Knikkertje Lik

Uit Wikipedia, de vrije encyclopedie
knikkertje Lik
Auteur(s) Daan Zonderland
Land Nederland
Taal Nederlands
Onderwerp Sprookje
Genre Jeugdboek
Uitgever Spectrum: Prisma juniores nummer 58.[1]
Uitgegeven 1951
Portaal  Portaalicoon   Literatuur

Knikkertje Lik is een kinderboek van schrijver Daan Zonderland met tekeningen van C.W. Voges. Dit boek, dat in 1951 verscheen, gaat over een jongen genaamd Judocus die een toverknikker in zijn bezit krijgt.[2]

Personages[bewerken | brontekst bewerken]

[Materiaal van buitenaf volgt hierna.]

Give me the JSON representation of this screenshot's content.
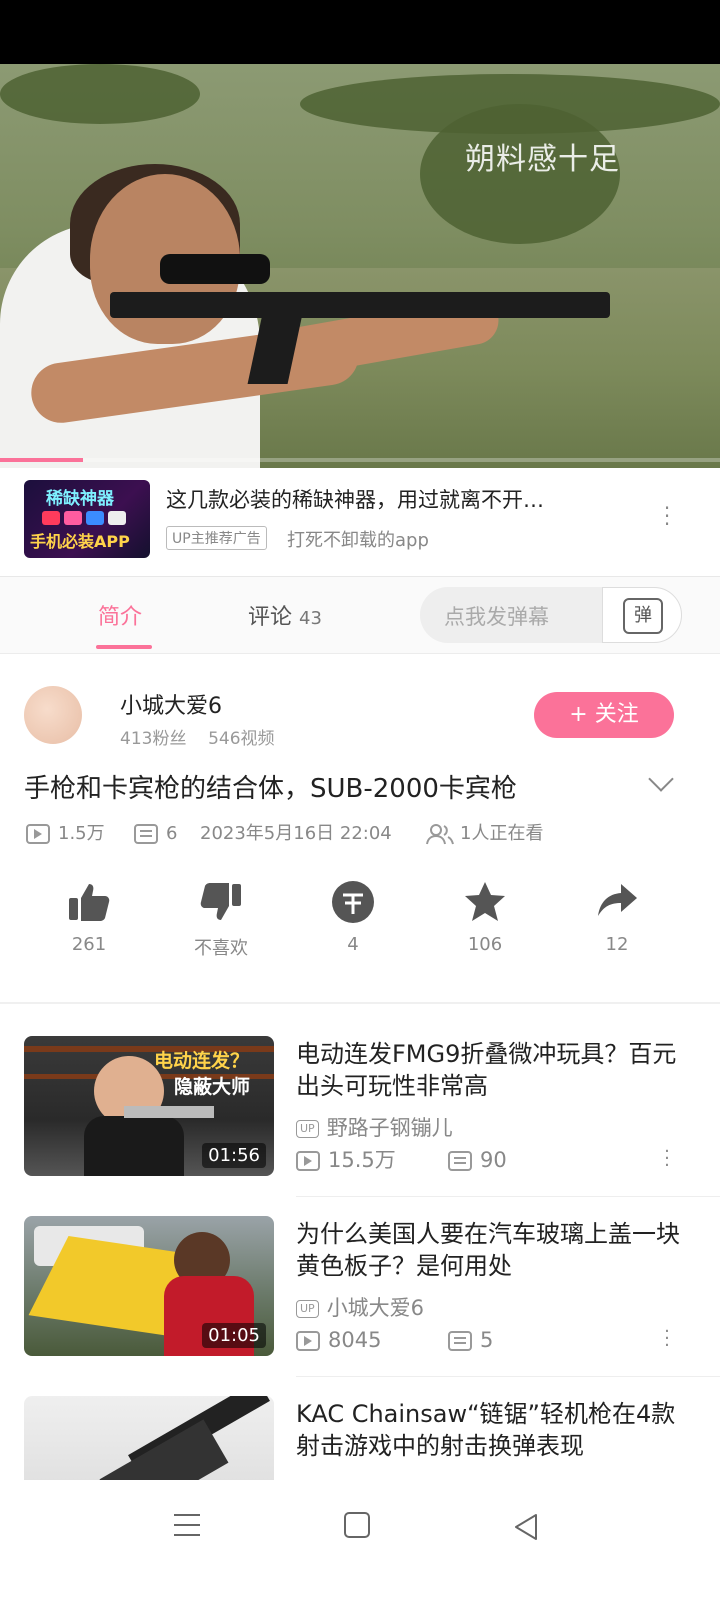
{
  "player": {
    "watermark": "朔料感十足",
    "progress_fraction": 0.115
  },
  "ad": {
    "thumb_line1": "稀缺神器",
    "thumb_line2": "手机必装APP",
    "title": "这几款必装的稀缺神器，用过就离不开…",
    "tag": "UP主推荐广告",
    "subtitle": "打死不卸载的app"
  },
  "tabs": {
    "intro": "简介",
    "comments_label": "评论",
    "comments_count": "43",
    "danmaku_placeholder": "点我发弹幕",
    "danmaku_icon_text": "弹"
  },
  "uploader": {
    "name": "小城大爱6",
    "fans": "413粉丝",
    "videos": "546视频",
    "follow_label": "+ 关注"
  },
  "video": {
    "title": "手枪和卡宾枪的结合体，SUB-2000卡宾枪",
    "views": "1.5万",
    "danmaku_count": "6",
    "date": "2023年5月16日 22:04",
    "watching": "1人正在看"
  },
  "actions": [
    {
      "name": "like",
      "label": "261",
      "icon": "thumbs-up-icon"
    },
    {
      "name": "dislike",
      "label": "不喜欢",
      "icon": "thumbs-down-icon"
    },
    {
      "name": "coin",
      "label": "4",
      "icon": "coin-icon"
    },
    {
      "name": "favorite",
      "label": "106",
      "icon": "star-icon"
    },
    {
      "name": "share",
      "label": "12",
      "icon": "share-icon"
    }
  ],
  "recommendations": [
    {
      "title": "电动连发FMG9折叠微冲玩具？百元出头可玩性非常高",
      "uploader": "野路子钢镚儿",
      "views": "15.5万",
      "danmaku": "90",
      "duration": "01:56",
      "thumb_caption": "电动连发？",
      "thumb_caption2": "隐蔽大师"
    },
    {
      "title": "为什么美国人要在汽车玻璃上盖一块黄色板子？是何用处",
      "uploader": "小城大爱6",
      "views": "8045",
      "danmaku": "5",
      "duration": "01:05"
    },
    {
      "title": "KAC Chainsaw“链锯”轻机枪在4款射击游戏中的射击换弹表现"
    }
  ],
  "up_badge": "UP",
  "colors": {
    "accent": "#fb7299",
    "text": "#222222",
    "muted": "#888888"
  }
}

  • Judocus. Achtjarige wees die de wijde wereld in trekt.
  • Michiel. Een muis die verandert in een kater en daarna tijdelijk in een lichaamloze stem.
  • Knikkertje Lik. Een betoverde prinses die haar leven lange tijd als dichtende rode knikker slijt.
  • De wijze van Antrim. Een gevaarlijke tovenaar met een egoïstisch zelfbeeld.
  • De heks van Bourgonje. De vrouwelijke evenknie van de wijze van Antrim.

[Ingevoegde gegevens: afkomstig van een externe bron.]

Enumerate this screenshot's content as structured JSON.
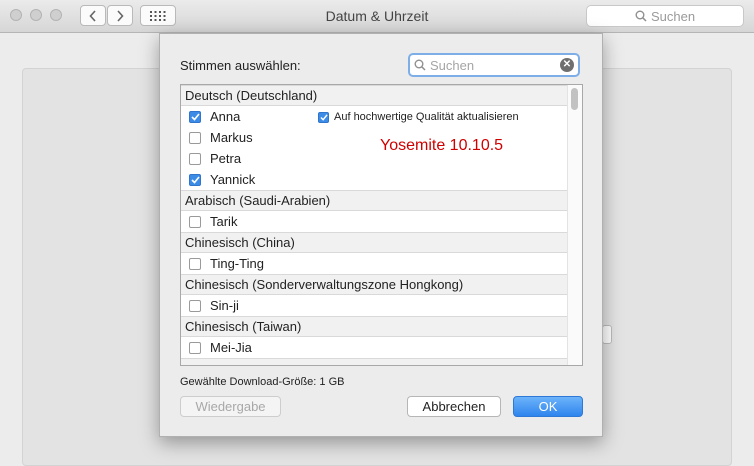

Inhoud[bewerken | brontekst bewerken]

Leeswaarschuwing: Onderstaande tekst bevat details over de inhoud of de afloop van het verhaal.

Groenteboer Piet en zijn vrouw Annemarie hebben een groentewinkel in een kleine provinciestad. Plotseling breekt een besmettelijke ziekte uit waaraan man en vrouw overlijden. Hun achtjarig zoontje Judocus overleeft ternauwernood en blijft als wees achter. Hij ruilt een tube tandpasta met Michiel de muis tegen een toverknikker. Deze knikker vertelt hem dichtregels als eraan gelikt wordt. In het begin van het verhaal zet de knikker de toon met de dichtregel:

Van kritiek word ik ziek

Judocus en Knikkertje Lik trekken de wijde wereld in. Na een avontuur aan het hof van koning Ananas keren ze kort terug naar huis, waar de gewetensvolle muis Michiel veranderd wordt in een gewetenloze zwarte kater, die vervolgens meereist. Ook Judocus wordt meerdere malen betoverd. Na de hele wereld te zijn overgetrokken weet Judocus met een wanhopige worp een mooie prinses uit de knikker te bevrijden. Het betoverende meisje blijkt de dochter van de koning van Syrië, die door een complot van de wijze van Antrim en de heks van Bourgonje in een knikker was veranderd. Judocus heet haar welkom met de uitroep:

Ik schaam me dood, als ik denk aan al die keren dat ik aan Knikkertje Lik gelikt heb.

Judocus trouwt met de prinses en volgt zijn schoonvader op als koning van Syrië.

Leeswaarschuwing: Eindigt hier.

Hoorspel[bewerken | brontekst bewerken]

In 1958 was een 16-delig hoorspel te beluisteren bij de KRO verzorgd door Daan Zonderland en Wim Quint.[3]